Никому ничего не сказав, он выпряг лошадь, поставил ее на двор и, нагруженный упряжью, ввалился в избу напустил морозу, наполнил дом шумом, суетливостью, той благодушной веселостью, какой веет от хозяйственного, довольного собой мужика.
Здорово, детки!
Громко заговаривал, размахивал руками, хлопал Федьку по плечу. Все при нем ожили, захлопотали. Анюта быстро вскипятила самовар
За чаем старик говорил без умолку.
Мне теперь что лежи на полатях, приказывай да по гостям ходи. Вот, дожил Епиша!

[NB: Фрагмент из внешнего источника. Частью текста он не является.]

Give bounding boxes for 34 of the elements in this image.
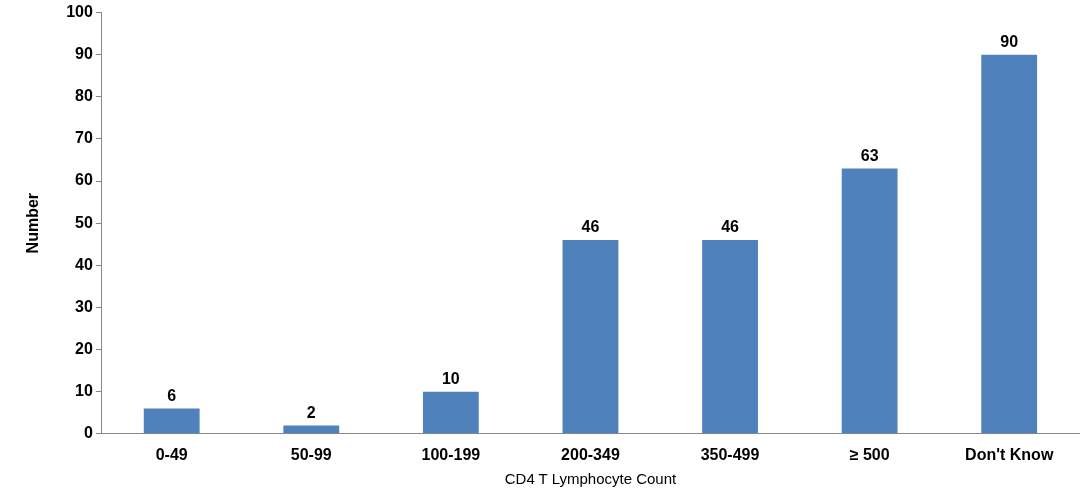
x-axis-title: CD4 T Lymphocyte Count — [504, 470, 678, 488]
data-label: 63 — [860, 146, 879, 164]
y-tick-label: 100 — [66, 3, 93, 21]
y-tick-label: 90 — [75, 45, 93, 63]
x-tick-label: 50-99 — [290, 445, 332, 463]
data-label: 2 — [306, 403, 316, 421]
x-tick-label: 350-499 — [700, 445, 760, 463]
data-label: 6 — [167, 386, 177, 404]
y-tick-label: 60 — [75, 171, 93, 189]
bar — [283, 425, 340, 434]
bar — [702, 240, 758, 434]
x-tick-label: Don't Know — [965, 445, 1054, 463]
bar — [841, 168, 898, 434]
x-tick-label: 200-349 — [561, 445, 620, 463]
bar — [143, 408, 200, 434]
y-tick-label: 40 — [75, 255, 93, 273]
y-tick-label: 30 — [75, 297, 93, 315]
y-axis-title: Number — [24, 192, 42, 254]
bar — [981, 54, 1038, 434]
data-label: 46 — [721, 218, 740, 236]
data-label: 10 — [441, 370, 460, 388]
y-tick-label: 80 — [75, 87, 93, 105]
bar — [562, 240, 619, 434]
y-tick-label: 20 — [75, 339, 93, 357]
data-label: 46 — [581, 218, 600, 236]
y-tick-label: 70 — [75, 129, 93, 147]
x-tick-label: 100-199 — [421, 445, 481, 463]
y-tick-label: 10 — [75, 382, 93, 400]
x-tick-label: 0-49 — [155, 445, 188, 463]
y-tick-label: 0 — [83, 424, 93, 442]
x-tick-label: ≥ 500 — [849, 445, 890, 463]
bar — [422, 391, 479, 434]
data-label: 90 — [1000, 33, 1019, 51]
y-tick-label: 50 — [75, 213, 93, 231]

Ты на полатях не улежишь, сказал зять.
Что говорить, работать люблю. И теперь вот, скажем, Советская власть, всякие другие порядки, то, се. Другой стонет то неладно, того нет, другого нет А я старик и тянусь, не обижаюсь
Ну, ты Вон ты какой, крепче меня во много, проговорил Федька, невольно залюбовавшись раскрасневшимся бородатым лицом, крепкими руками и молодым взглядом тестя.
Верно, Федька, жидок ты, как худой моток. Лишнего жиру в тебе нет Да и что это, я гляжу, ты, кажется, еще хуже стал?.. Что тебе, хлеб-то впрок нейдет? Али скупишься? Ты смотри, Анюту у меня не замори.
Старик погрозил Федьке пальцем. Отпил из блюдечка, улыбнулся и опять заговорил:
Расскажу я тебе, парень, чудо Говорят, понимаешь, у нас в деревне в Нифанове «Заря» да «Заря». Что, думаю, такое?.. И вот иду я со станции прямой дорогой, слышу, на нифановском хуторе трещит чего-то, вроде как на железной дороге. Подошел поближе. Смотрю гумно открыто, стоит вот эдакий парнишка на машине, держится за круглое колесо, а она что выделывает, господи!.. Мужики, бабы, девки, человек, поди, пятнадцать, что шальные бегают по гумну, таскают снопы, суют в машину, и будто в чертов омут не могут натаскать! Понимаешь, ничего и не делают, только бегают да суют Стою я, смотрю на них, оробел, даже спросить не смею. Только уж после рассмотрел: две бабы с одной стороны голую солому выкидывают, а с другой два мужика мешки завязывают. На моих глазах, не успел бы ты цигарки выкурить, три мешка к стенке приставили!.. Долго я стоял. Уж борода от пыли посерела, и в носу защекотало, а они все суют, все суют Так и ушел, ничего спросить не посмел. С крыльца на цыпочках спустился, как мимо стеклянной посуды шел. У крыльца какая-то зеленая машина стоит, пальцем до ней дотронулся, думаю, как бы не запачкать С полверсты шел как помешанный.
Он допил чашку, смущенным голосом продолжал:
Как ты думаешь, чего я сделал? Не угадаешь!.. Ошалел, старый Версты три отошел, ноги не несут, сам не знаю, чего со мной случилось. Сел на канаву, покурил, повздыхал да и обратно. А на хуторе меня, видно, заметили смотрят, улыбаются. Да смотреть-то им некогда глотает и глотает машина. Подошел тут один с воли, веселый такой. «Что, отец, хорошо?» спрашивает. «Уж вот как хорошо Ваша али из города на время дали?» «Наша, говорит, собственная. Три года на машину копили, а все-таки завели». Шумит машина, пол дрожит Пока работу не кончили, я и уйти не мог. И вот ей-богу, Федька, ни днем, ни ночью нет теперь покою, только и слышу, как шумит машина. Одно время даже с лица спал.